Can anyone use audio CAPTCHA

Photo of Peter Abrahams

Written By: Peter Abrahams
Published: 11th October, 2010
Content Copyright © 2010 Bloor

I recently met a blind student and added him to my LinkedIn buddies. As many of my readers will know if you log on to LinkedIn the first screen you get is a CAPTCHA (Completely Automated Public Turing Test To Tell Computers and Humans Apart) screen.

I realised that the pictorial CAPTCHA would be a problem for my new friend so I thought I would try the alternative which is an audio CAPTCHA. I tried it several times but the voices are so distorted and intermingled with background noise that I was unable to type the right words.

I asked him if he could hear the words and get them right. His answer was that he had tried a few audio CAPTCHAs and had never succeeded so instead he uses a special service for people with vision impairments called WebVisum, which takes the visual CAPTCHA and returns the right words in a scratchpad that he copies and pastes into the answer box. I do not know how WebVisum works but I assume there is an element of human intervention required.

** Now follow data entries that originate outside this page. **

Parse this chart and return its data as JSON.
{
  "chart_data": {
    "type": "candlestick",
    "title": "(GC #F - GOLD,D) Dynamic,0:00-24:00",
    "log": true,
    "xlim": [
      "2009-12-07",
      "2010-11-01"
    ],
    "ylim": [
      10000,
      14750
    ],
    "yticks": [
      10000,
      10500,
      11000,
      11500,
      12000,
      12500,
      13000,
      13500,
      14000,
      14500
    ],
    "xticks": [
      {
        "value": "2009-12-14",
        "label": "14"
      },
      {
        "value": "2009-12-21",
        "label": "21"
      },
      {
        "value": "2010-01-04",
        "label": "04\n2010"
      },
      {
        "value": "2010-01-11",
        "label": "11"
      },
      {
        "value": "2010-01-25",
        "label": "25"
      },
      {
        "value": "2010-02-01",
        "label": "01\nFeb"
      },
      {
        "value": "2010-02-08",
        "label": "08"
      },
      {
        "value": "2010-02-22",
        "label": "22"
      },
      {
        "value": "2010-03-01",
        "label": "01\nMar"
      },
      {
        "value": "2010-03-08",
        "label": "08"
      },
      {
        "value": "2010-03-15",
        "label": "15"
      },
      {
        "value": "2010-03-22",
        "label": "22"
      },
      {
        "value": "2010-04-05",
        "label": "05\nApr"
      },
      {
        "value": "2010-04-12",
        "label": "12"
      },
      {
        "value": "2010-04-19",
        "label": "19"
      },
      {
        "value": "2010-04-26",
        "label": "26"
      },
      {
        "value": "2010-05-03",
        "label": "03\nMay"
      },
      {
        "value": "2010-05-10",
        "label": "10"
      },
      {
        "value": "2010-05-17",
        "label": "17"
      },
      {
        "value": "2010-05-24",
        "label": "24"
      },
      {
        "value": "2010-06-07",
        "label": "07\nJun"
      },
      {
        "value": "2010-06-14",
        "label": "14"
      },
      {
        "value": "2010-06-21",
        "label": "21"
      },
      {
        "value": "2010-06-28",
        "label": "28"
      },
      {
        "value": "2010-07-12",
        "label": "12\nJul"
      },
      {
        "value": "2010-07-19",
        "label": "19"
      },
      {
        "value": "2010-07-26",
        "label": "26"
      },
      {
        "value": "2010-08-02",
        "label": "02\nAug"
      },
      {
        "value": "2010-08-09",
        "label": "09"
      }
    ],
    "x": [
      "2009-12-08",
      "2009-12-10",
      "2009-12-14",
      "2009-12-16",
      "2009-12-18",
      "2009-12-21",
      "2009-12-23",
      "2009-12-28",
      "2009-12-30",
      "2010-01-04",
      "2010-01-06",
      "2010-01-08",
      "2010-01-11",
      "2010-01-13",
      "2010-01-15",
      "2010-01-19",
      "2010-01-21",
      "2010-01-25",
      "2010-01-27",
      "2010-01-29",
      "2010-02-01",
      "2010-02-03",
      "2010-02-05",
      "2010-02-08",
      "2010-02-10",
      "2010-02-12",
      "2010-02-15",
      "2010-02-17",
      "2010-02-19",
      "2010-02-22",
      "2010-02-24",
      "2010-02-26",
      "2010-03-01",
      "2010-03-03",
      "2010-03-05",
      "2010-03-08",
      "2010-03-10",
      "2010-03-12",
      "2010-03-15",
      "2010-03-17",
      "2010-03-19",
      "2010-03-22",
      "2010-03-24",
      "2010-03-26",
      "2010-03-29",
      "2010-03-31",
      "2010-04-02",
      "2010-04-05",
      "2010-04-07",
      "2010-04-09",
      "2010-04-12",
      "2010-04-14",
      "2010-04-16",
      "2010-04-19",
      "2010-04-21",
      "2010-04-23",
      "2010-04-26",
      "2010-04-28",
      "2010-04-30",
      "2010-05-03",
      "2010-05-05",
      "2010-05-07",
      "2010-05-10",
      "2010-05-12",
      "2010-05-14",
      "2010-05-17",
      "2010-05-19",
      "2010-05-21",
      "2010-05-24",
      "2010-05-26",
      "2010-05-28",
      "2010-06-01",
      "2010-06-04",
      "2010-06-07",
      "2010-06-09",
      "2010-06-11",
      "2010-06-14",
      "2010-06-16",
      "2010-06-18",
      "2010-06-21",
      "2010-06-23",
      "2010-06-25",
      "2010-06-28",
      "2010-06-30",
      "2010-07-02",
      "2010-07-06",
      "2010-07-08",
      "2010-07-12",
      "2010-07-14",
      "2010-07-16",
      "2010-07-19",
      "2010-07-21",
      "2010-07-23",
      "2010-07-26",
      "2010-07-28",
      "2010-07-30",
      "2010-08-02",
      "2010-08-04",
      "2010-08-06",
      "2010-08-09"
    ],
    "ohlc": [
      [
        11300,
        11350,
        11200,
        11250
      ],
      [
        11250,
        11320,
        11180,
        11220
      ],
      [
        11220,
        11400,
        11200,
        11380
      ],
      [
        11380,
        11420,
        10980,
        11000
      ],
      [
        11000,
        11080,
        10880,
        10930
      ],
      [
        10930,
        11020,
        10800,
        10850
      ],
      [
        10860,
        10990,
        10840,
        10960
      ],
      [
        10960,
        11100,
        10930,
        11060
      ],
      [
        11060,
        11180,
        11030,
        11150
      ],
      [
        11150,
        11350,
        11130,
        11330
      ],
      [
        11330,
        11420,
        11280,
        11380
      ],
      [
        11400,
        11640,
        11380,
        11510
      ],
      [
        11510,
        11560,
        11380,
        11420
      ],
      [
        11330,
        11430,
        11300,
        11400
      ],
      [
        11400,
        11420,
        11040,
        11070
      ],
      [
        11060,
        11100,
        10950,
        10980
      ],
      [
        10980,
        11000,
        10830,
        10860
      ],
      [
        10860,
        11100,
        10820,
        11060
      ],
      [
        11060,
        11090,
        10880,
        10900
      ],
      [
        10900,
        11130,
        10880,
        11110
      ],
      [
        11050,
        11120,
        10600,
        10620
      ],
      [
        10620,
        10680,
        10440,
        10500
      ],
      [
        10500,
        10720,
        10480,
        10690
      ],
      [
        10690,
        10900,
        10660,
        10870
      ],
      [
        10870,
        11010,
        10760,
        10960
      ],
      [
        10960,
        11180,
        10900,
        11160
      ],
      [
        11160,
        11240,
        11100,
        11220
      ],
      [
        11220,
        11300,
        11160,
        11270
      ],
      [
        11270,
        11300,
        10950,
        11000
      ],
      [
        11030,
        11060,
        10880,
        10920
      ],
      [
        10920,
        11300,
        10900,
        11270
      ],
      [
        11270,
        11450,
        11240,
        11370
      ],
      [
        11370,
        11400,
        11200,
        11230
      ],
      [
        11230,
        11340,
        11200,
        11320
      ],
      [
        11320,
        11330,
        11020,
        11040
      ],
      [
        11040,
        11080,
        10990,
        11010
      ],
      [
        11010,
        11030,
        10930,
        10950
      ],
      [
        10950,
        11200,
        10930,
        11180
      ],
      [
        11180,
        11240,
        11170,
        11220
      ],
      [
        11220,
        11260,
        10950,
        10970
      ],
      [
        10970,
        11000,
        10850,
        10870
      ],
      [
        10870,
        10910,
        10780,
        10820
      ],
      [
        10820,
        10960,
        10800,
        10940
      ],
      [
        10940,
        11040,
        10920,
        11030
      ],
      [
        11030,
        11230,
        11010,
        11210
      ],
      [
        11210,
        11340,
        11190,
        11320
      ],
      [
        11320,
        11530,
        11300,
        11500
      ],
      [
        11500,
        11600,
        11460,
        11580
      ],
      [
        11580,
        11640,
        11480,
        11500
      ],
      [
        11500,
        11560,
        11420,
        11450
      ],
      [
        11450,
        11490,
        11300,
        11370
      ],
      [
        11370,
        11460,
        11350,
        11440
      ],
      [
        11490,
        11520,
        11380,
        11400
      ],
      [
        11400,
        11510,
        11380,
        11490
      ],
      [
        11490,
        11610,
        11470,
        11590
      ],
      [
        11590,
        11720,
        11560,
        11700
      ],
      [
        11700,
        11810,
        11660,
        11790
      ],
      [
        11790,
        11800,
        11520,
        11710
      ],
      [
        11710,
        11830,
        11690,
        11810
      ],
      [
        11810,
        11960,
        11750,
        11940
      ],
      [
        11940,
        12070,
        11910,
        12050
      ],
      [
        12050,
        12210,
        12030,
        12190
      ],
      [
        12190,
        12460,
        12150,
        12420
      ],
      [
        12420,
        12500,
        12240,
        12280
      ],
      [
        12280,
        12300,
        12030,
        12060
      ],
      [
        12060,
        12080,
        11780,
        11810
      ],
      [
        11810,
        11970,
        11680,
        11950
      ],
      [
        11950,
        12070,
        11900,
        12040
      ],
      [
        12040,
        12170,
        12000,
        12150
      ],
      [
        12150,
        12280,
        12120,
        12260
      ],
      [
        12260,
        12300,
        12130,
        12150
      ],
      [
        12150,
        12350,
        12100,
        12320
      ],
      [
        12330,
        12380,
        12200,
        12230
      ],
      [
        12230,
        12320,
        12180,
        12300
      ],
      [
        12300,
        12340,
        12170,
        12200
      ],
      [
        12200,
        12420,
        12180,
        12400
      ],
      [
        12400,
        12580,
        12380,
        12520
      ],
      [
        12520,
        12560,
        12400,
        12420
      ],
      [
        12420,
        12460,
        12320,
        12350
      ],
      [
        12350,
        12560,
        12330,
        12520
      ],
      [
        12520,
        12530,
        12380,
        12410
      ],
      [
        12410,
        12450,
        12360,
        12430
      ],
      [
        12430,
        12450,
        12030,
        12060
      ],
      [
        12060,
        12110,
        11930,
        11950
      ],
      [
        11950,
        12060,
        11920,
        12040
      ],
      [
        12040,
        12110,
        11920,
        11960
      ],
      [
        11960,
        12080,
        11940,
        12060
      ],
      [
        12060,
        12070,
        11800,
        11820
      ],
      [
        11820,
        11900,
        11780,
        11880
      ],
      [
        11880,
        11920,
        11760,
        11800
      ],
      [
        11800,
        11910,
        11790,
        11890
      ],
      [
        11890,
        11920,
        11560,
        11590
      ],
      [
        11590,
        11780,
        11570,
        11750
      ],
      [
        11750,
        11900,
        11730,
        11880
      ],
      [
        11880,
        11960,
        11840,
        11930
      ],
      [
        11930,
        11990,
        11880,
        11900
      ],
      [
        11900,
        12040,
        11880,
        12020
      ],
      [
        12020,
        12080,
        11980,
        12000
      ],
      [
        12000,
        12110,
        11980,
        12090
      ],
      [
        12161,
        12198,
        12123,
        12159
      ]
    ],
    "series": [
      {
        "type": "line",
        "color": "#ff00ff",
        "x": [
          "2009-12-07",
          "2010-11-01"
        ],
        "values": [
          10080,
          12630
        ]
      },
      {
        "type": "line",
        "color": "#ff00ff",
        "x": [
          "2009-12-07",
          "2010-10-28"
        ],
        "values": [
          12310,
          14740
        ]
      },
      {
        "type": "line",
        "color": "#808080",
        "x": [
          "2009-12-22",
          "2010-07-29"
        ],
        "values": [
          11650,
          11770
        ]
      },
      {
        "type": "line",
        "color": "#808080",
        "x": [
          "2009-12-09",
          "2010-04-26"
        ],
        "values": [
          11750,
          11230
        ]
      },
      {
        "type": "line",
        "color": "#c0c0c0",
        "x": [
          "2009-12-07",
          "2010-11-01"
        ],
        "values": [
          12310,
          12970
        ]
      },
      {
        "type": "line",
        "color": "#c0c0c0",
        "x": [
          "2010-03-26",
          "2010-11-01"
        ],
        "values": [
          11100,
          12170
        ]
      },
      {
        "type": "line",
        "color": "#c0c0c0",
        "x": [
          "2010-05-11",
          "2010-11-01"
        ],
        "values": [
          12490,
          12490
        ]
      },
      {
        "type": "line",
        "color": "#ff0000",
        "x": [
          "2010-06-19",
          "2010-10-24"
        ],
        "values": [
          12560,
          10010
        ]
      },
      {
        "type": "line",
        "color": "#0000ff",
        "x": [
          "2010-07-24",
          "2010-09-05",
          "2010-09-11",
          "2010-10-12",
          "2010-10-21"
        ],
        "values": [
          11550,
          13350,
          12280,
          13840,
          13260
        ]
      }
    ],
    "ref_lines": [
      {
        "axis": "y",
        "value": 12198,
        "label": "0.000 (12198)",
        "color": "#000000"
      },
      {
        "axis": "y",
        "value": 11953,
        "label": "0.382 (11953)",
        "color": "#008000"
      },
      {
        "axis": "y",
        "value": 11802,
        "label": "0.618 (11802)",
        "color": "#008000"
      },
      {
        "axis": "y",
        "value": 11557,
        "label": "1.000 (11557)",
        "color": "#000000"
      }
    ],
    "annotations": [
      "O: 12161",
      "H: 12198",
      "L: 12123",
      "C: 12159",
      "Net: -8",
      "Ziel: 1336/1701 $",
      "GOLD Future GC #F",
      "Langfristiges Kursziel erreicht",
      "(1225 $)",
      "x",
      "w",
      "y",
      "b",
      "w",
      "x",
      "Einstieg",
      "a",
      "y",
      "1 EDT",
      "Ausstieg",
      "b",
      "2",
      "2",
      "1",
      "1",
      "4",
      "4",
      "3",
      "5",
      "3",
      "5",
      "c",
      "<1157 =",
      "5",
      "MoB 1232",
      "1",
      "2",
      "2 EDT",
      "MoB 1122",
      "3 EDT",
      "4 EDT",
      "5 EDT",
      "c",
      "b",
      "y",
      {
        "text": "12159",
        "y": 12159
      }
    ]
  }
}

A system is only accessible if it can be used by the real user. Audio CAPTCHA is a technique designed to be accessible but it appears to be failing the real accessibility test. My survey so far has only been of two people so I would like to gain some more evidence that they are unusable. Next time you are faced with a CAPTCHA screen please could you try the audio version once and see if it works for you. Could you then add a comment to this blog to say which website you were accessing and wether you succeeded or failed.

If audio CAPTCHAs are not usable by a significant number of people then we should stop fooling ourselves that they are a accessibility technology and the industry needs to look at alternatives such as the verbal puzzles used on some sites.